Published December 1, 2004

London

The Church of England will be “increasingly isolated and anachronistic” unless it accepts women as bishops, a house of bishops working party which looked into the issue of women in the episcopate has concluded.

“Gender-blind equality of opportunity will remain a central feature of Western society. The Church of England will not be able to commend the gospel effectively if its structures embody sexism in a way that contemporary society no longer finds acceptable,” the working party said in its report, Women Bishops in the Church of England?, published Nov. 2.

Women have been ordained as priests in the Church of England since 1994, following a decision two years previously.

However, women bishops do not follow automatically from the 1992 decision to accept women as priests, states the report, which presents practical and theological arguments both for and against women bishops, but makes no formal recommendations.

The report also predicts that Roman Catholic and Orthodox churches will feel pressure for the ordination of women to all ministerial offices “in the longer term.”

The Church of England’s governing general synod will debate the report in February 2005 as the first stage of a process that could see women consecrated as bishops from 2009.

In response to a question from Ecumenical News International about relations with the Vatican, Michael Nazir-Ali, the bishop of Rochester and working party chair, said there were already “significant movements in Orthodoxy and Roman Catholicism for ordaining women.”

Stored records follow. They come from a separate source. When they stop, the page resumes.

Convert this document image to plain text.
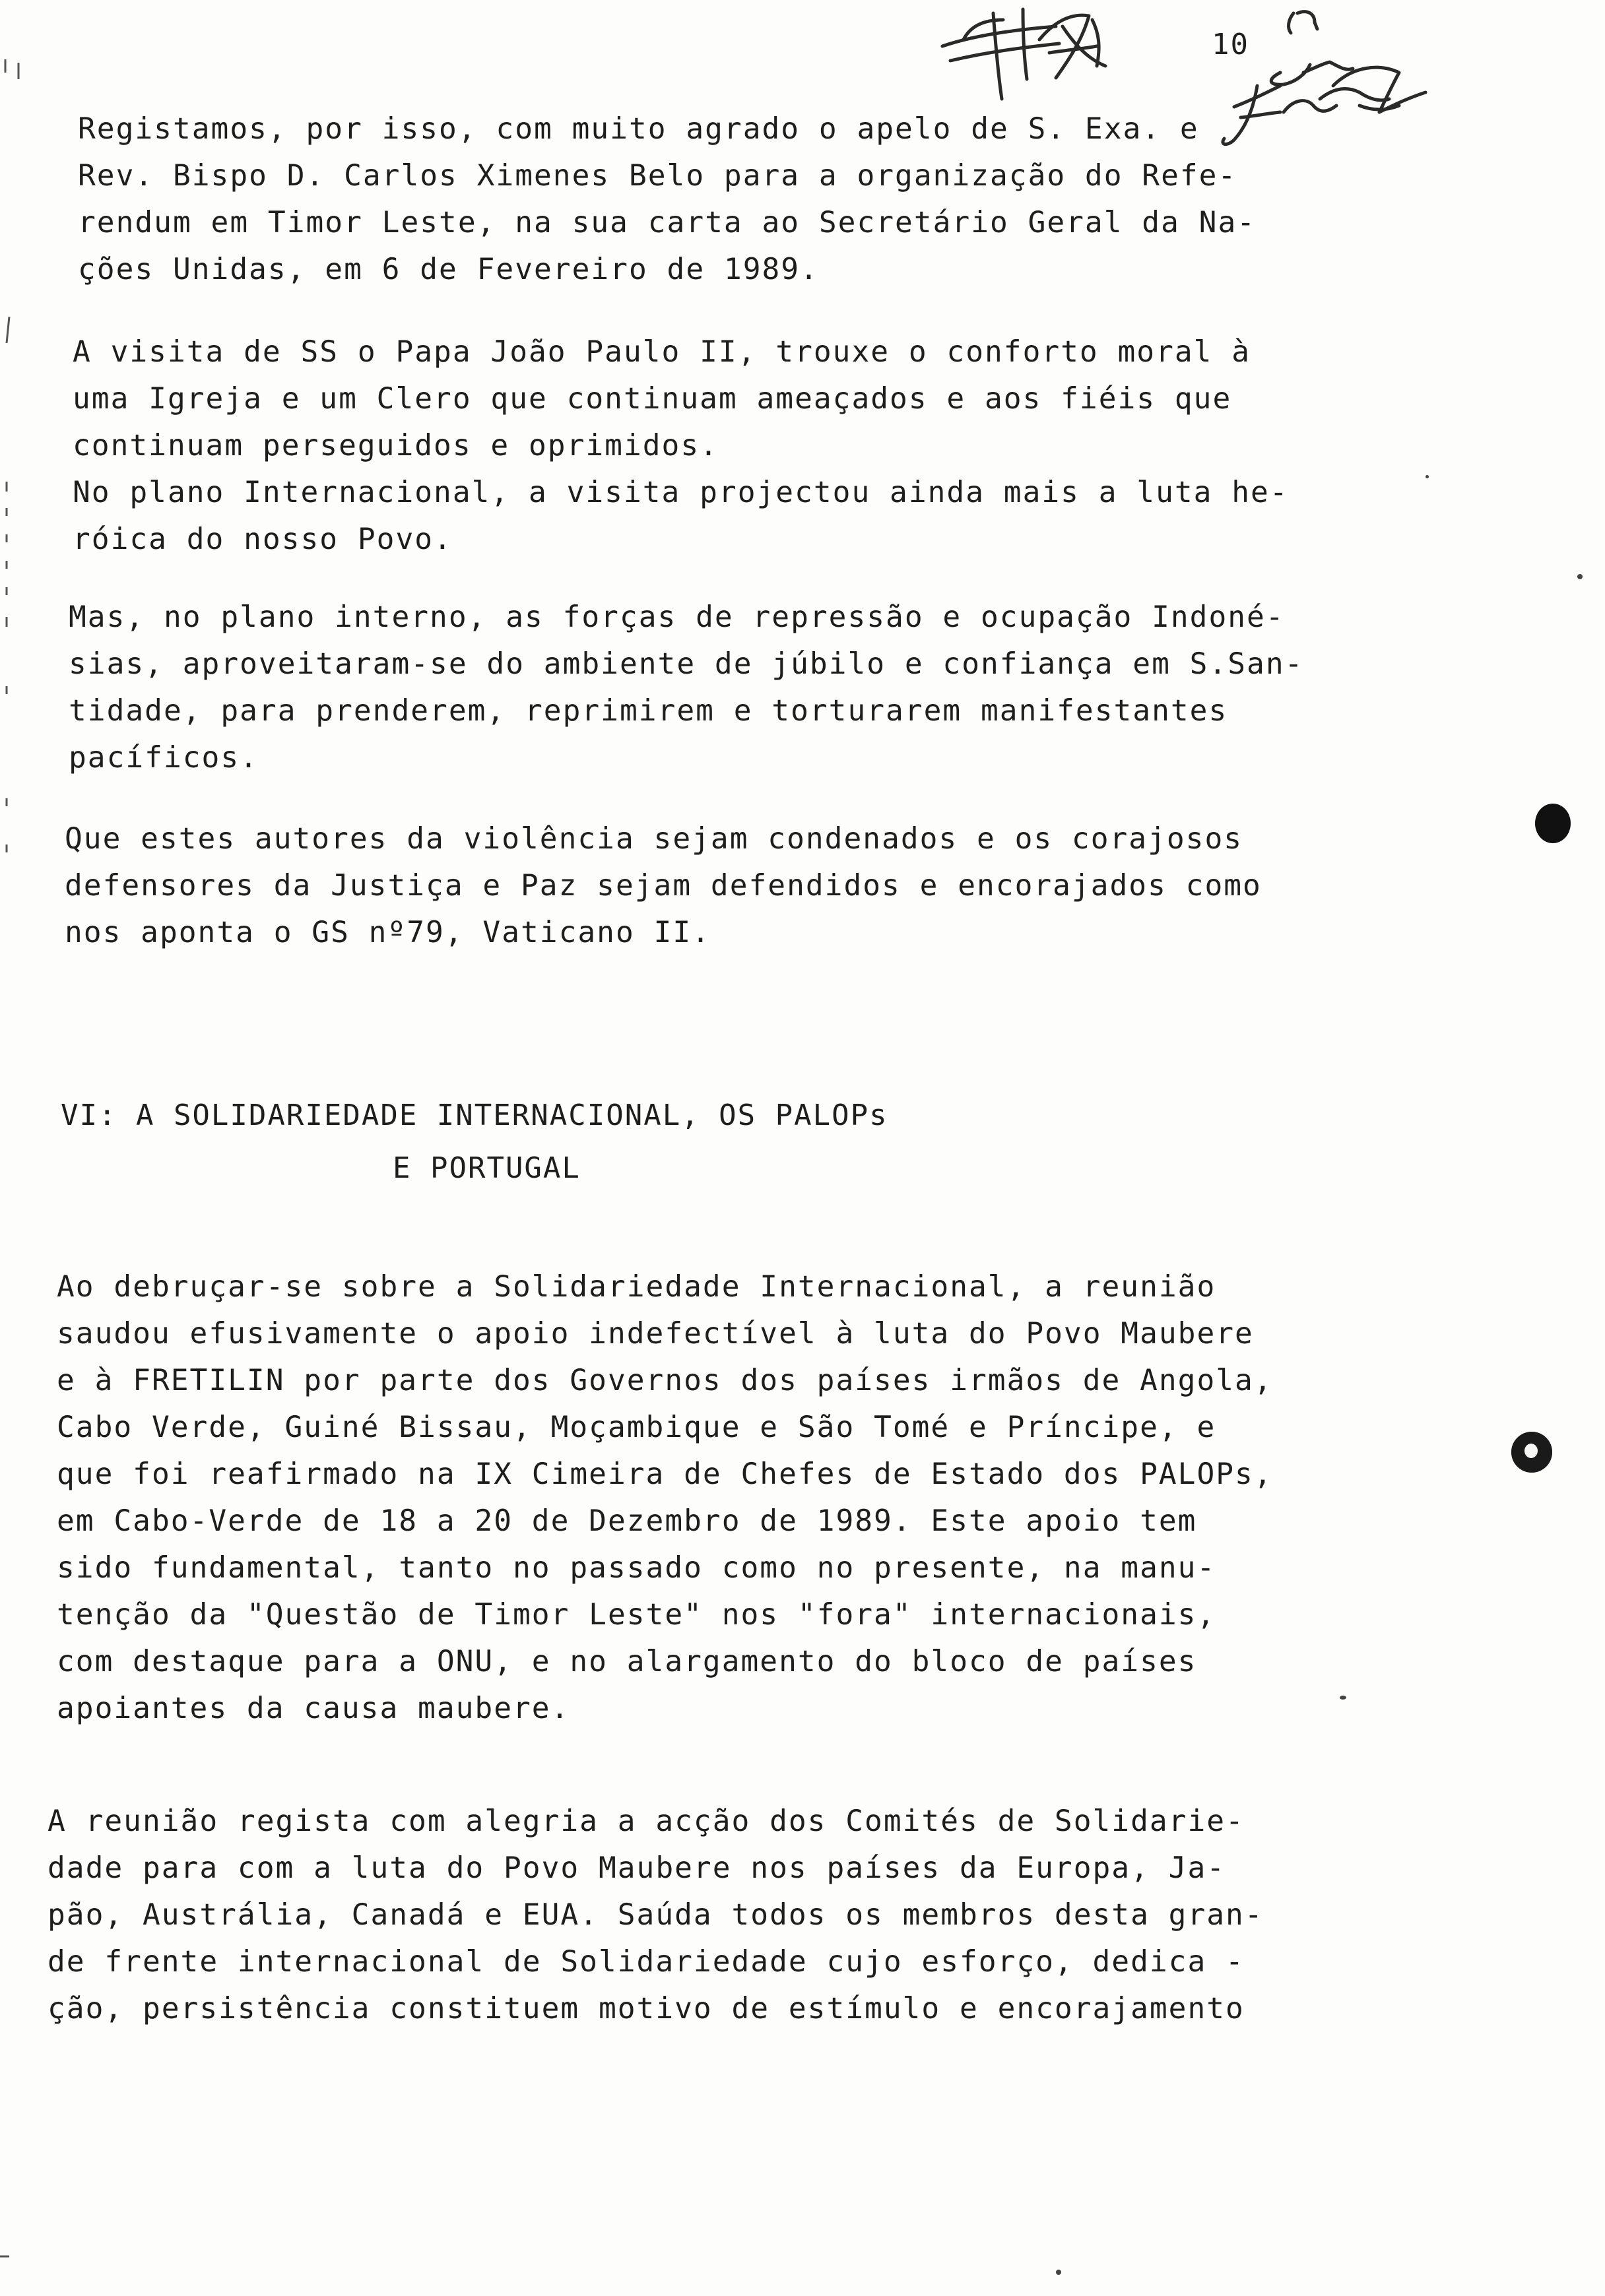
10

Registamos, por isso, com muito agrado o apelo de S. Exa. e
Rev. Bispo D. Carlos Ximenes Belo para a organização do Refe-
rendum em Timor Leste, na sua carta ao Secretário Geral da Na-
ções Unidas, em 6 de Fevereiro de 1989.

A visita de SS o Papa João Paulo II, trouxe o conforto moral à
uma Igreja e um Clero que continuam ameaçados e aos fiéis que
continuam perseguidos e oprimidos.
No plano Internacional, a visita projectou ainda mais a luta he-
róica do nosso Povo.

Mas, no plano interno, as forças de repressão e ocupação Indoné-
sias, aproveitaram-se do ambiente de júbilo e confiança em S.San-
tidade, para prenderem, reprimirem e torturarem manifestantes
pacíficos.

Que estes autores da violência sejam condenados e os corajosos
defensores da Justiça e Paz sejam defendidos e encorajados como
nos aponta o GS nº79, Vaticano II.

VI: A SOLIDARIEDADE INTERNACIONAL, OS PALOPs
E PORTUGAL

Ao debruçar-se sobre a Solidariedade Internacional, a reunião
saudou efusivamente o apoio indefectível à luta do Povo Maubere
e à FRETILIN por parte dos Governos dos países irmãos de Angola,
Cabo Verde, Guiné Bissau, Moçambique e São Tomé e Príncipe, e
que foi reafirmado na IX Cimeira de Chefes de Estado dos PALOPs,
em Cabo-Verde de 18 a 20 de Dezembro de 1989. Este apoio tem
sido fundamental, tanto no passado como no presente, na manu-
tenção da "Questão de Timor Leste" nos "fora" internacionais,
com destaque para a ONU, e no alargamento do bloco de países
apoiantes da causa maubere.

A reunião regista com alegria a acção dos Comités de Solidarie-
dade para com a luta do Povo Maubere nos países da Europa, Ja-
pão, Austrália, Canadá e EUA. Saúda todos os membros desta gran-
de frente internacional de Solidariedade cujo esforço, dedica -
ção, persistência constituem motivo de estímulo e encorajamento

Women bishops have been accepted in principle in 14 out of 37 provinces in the worldwide Anglican Communion, although they have been appointed only in three — Aotearoa/New Zealand, Canada and the United States.

In England, the traditionalist movement, Forward In Faith, said the working party had “diligently and even-handedly” examined the issue, but reiterated its call for a “third province” if the consecration of women bishops goes ahead.

The province would exist alongside the two existing Church of England provinces of Canterbury and York, and would minister to those unable to accept the authority of women bishops.